Judge Jeremy Fogel of the U.S. District Court for the Northern District of California in San Jose said in a ruling he would grant Google's motion to dismiss Kinderstart's complaint, but gave Kinderstart leave to amend and resubmit its case.
"The court concludes that Kinderstart has failed to allege any conduct on the part of Google that significantly threatens or harms competition," Fogel wrote in a 23-page decision.
Kinderstart filed suit in March after Google altered the way it ranked sites in its Web search and advertising system.
The change allegedly relegated the parental information site to a "zero" ranking in Google searches, leading to a 70 percent plunge in traffic to the site in 2005, according to court papers.
Google considers how it calculates the relevance of Web sites to specific consumer searches to be a closely guarded secret critical to its ability to ward off manipulation of search results by advertisers it deems abusers of its system.
A 2003 ruling in a case filed by Oklahoma City-based Search King Inc. had sided with Google's assertion that the ability to tweak its search results system was a form of opinion protected by free-speech rights.
A Google spokesman was not immediately available to comment on Judge Foley's ruling.
In a lawsuit filed in March, Kinderstart, a Norwalk, California-based company accused Google of "pervasive monopolistic practices" that denied it its free-speech rights, destroyed competition and led to predatory pricing conditions.
Kinderstart had sought class-action status for its suit on behalf of other Web sites that the company alleged had been also effectively been banished from Google's search system.
The complaint argued Google's growing dominance of Web search advertising makes it vital for businesses to rank high in Google search results. As such, Google has become an essential public facility for being discovered on the Web.

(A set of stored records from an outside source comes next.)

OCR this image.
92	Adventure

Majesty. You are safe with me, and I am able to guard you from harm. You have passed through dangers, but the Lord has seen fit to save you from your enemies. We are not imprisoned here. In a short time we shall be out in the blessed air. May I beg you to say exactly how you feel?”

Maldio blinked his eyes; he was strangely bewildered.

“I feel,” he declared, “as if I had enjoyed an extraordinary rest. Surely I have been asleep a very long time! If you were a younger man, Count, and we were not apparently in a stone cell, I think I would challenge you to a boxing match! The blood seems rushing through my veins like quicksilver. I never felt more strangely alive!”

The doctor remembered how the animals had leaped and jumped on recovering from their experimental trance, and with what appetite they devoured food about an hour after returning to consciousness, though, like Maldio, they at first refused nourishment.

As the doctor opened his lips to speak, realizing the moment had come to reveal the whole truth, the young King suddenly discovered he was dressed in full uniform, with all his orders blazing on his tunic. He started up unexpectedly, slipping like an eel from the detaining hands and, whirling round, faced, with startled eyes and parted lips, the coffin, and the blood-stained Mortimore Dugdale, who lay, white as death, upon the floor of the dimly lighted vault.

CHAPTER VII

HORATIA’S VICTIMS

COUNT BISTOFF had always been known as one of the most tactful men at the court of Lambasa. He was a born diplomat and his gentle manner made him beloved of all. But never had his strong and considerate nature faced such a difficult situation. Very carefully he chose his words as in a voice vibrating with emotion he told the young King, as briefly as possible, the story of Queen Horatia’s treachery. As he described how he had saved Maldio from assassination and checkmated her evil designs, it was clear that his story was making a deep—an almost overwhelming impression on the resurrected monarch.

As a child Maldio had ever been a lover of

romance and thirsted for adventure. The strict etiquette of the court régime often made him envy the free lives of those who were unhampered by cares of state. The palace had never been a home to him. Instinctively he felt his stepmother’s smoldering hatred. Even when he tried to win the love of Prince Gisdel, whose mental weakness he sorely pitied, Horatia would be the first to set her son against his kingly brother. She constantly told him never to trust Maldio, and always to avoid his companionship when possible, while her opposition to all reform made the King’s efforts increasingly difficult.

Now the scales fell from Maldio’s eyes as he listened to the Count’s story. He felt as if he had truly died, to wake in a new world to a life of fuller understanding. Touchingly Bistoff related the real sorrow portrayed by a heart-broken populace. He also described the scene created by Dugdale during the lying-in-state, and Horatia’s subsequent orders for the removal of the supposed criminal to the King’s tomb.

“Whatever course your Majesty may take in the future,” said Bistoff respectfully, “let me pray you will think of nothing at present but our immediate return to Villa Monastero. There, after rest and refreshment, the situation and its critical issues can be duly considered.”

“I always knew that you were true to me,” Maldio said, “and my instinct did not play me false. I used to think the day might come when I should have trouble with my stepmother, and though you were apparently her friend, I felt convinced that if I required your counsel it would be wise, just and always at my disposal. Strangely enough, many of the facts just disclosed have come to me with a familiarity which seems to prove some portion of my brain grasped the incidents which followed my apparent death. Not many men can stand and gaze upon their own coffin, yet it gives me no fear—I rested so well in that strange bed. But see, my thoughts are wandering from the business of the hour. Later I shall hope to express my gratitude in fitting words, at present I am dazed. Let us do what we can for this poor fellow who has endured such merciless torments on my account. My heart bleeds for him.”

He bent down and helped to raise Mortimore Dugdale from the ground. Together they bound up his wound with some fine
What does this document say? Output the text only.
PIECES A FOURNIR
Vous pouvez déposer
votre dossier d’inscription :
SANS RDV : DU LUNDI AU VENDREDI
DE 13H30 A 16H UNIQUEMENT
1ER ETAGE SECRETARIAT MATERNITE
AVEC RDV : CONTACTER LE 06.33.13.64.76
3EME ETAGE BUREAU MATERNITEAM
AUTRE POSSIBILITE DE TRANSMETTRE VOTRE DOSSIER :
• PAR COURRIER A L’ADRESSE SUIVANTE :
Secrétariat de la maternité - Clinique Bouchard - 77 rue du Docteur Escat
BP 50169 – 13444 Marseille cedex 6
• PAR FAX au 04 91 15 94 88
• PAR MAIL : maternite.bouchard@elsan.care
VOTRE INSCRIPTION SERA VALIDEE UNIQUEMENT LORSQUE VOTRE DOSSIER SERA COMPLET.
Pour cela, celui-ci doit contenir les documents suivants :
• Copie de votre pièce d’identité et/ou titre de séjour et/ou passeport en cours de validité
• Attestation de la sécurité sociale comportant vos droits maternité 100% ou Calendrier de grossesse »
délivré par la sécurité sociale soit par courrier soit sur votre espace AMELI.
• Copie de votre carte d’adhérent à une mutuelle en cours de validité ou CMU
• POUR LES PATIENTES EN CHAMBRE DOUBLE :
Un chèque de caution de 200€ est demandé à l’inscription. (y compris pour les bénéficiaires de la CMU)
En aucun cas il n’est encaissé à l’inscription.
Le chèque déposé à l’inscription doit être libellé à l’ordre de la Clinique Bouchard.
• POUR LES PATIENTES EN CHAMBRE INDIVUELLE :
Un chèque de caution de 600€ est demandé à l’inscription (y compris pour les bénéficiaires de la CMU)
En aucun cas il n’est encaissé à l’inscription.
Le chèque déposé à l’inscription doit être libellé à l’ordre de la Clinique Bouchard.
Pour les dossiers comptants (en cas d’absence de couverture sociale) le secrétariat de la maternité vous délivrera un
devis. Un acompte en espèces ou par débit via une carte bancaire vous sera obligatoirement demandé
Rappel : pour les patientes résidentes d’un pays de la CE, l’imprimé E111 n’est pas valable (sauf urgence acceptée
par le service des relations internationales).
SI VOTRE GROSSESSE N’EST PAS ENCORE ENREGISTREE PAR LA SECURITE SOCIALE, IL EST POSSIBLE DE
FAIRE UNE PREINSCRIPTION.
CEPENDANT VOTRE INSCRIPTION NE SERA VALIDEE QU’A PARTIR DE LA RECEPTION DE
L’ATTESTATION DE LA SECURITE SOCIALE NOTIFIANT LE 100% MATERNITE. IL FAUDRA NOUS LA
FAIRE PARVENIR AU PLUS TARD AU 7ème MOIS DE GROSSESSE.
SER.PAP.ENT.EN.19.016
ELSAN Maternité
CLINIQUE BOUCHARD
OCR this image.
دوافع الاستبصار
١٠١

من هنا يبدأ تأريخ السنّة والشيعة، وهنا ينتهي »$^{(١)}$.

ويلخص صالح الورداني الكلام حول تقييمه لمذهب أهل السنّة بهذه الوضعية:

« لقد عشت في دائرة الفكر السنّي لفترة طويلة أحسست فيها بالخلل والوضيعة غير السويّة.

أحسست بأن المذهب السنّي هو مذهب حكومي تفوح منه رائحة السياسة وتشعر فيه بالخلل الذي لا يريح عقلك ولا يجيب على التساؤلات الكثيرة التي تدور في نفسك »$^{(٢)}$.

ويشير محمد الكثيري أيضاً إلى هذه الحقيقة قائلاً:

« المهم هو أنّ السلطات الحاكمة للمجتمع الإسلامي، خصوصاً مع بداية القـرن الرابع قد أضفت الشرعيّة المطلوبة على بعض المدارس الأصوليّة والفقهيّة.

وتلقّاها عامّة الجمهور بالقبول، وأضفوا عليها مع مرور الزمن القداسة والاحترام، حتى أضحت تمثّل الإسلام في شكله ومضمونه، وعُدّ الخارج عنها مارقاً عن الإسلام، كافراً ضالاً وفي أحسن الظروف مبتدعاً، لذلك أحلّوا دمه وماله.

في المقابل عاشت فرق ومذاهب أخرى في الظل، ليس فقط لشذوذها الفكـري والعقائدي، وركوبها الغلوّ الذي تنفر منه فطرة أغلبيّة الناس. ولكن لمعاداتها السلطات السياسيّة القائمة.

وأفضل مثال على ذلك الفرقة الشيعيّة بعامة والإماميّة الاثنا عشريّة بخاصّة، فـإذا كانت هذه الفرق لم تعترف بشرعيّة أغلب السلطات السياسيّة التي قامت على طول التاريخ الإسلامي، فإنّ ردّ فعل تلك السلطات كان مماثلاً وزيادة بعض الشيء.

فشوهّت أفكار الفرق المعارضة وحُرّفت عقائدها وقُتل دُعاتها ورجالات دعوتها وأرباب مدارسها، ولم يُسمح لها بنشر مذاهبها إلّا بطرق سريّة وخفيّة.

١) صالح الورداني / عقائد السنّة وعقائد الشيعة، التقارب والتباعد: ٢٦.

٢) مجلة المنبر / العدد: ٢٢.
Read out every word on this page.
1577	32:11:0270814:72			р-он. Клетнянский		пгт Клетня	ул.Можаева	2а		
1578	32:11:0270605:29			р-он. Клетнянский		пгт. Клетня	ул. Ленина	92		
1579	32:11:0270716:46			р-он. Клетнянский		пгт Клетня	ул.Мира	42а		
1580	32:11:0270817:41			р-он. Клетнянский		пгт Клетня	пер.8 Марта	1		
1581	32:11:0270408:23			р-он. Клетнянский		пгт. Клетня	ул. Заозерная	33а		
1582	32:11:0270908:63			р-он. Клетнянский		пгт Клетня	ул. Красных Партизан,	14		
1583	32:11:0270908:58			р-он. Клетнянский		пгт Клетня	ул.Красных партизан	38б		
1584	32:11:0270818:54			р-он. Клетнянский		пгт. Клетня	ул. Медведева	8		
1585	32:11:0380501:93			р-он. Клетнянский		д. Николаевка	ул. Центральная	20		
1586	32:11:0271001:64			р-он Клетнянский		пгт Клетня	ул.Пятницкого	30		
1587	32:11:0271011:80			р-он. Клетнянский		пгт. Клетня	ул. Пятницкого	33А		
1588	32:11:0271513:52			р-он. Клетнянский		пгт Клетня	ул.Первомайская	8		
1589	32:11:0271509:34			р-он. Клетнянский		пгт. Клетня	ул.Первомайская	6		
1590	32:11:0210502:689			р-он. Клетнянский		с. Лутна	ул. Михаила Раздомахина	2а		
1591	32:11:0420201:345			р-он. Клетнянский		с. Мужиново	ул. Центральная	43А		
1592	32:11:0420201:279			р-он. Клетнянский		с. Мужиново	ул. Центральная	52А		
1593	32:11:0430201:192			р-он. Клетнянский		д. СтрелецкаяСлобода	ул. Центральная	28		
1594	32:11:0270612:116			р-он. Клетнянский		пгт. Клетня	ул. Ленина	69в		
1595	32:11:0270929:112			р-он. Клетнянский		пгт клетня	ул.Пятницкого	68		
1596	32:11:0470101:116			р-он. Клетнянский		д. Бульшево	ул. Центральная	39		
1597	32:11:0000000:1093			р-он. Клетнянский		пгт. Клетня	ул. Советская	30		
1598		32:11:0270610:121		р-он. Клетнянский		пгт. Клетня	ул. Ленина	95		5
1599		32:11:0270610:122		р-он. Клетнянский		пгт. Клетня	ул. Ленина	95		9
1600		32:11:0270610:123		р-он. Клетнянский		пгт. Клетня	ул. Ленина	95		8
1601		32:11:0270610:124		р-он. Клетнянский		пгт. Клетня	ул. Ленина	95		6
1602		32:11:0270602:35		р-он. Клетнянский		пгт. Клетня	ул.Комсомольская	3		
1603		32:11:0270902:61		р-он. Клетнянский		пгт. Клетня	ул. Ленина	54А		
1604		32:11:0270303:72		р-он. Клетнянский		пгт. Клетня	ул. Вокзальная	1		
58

The court found all nine counts in Kinderstart's complaint insufficient to refer the case to trial.
Attorneys for Kinderstart said they would promptly file a second, amended complaint to address the judge's concerns prior to the next court date scheduled for September 29.
"Not a single count was dismissed with prejudice by the judge," Kinderstart's legal team said in a statement following the ruling. "Now, plaintiffs have the full opportunity to amend all nine counts in the class action complaint."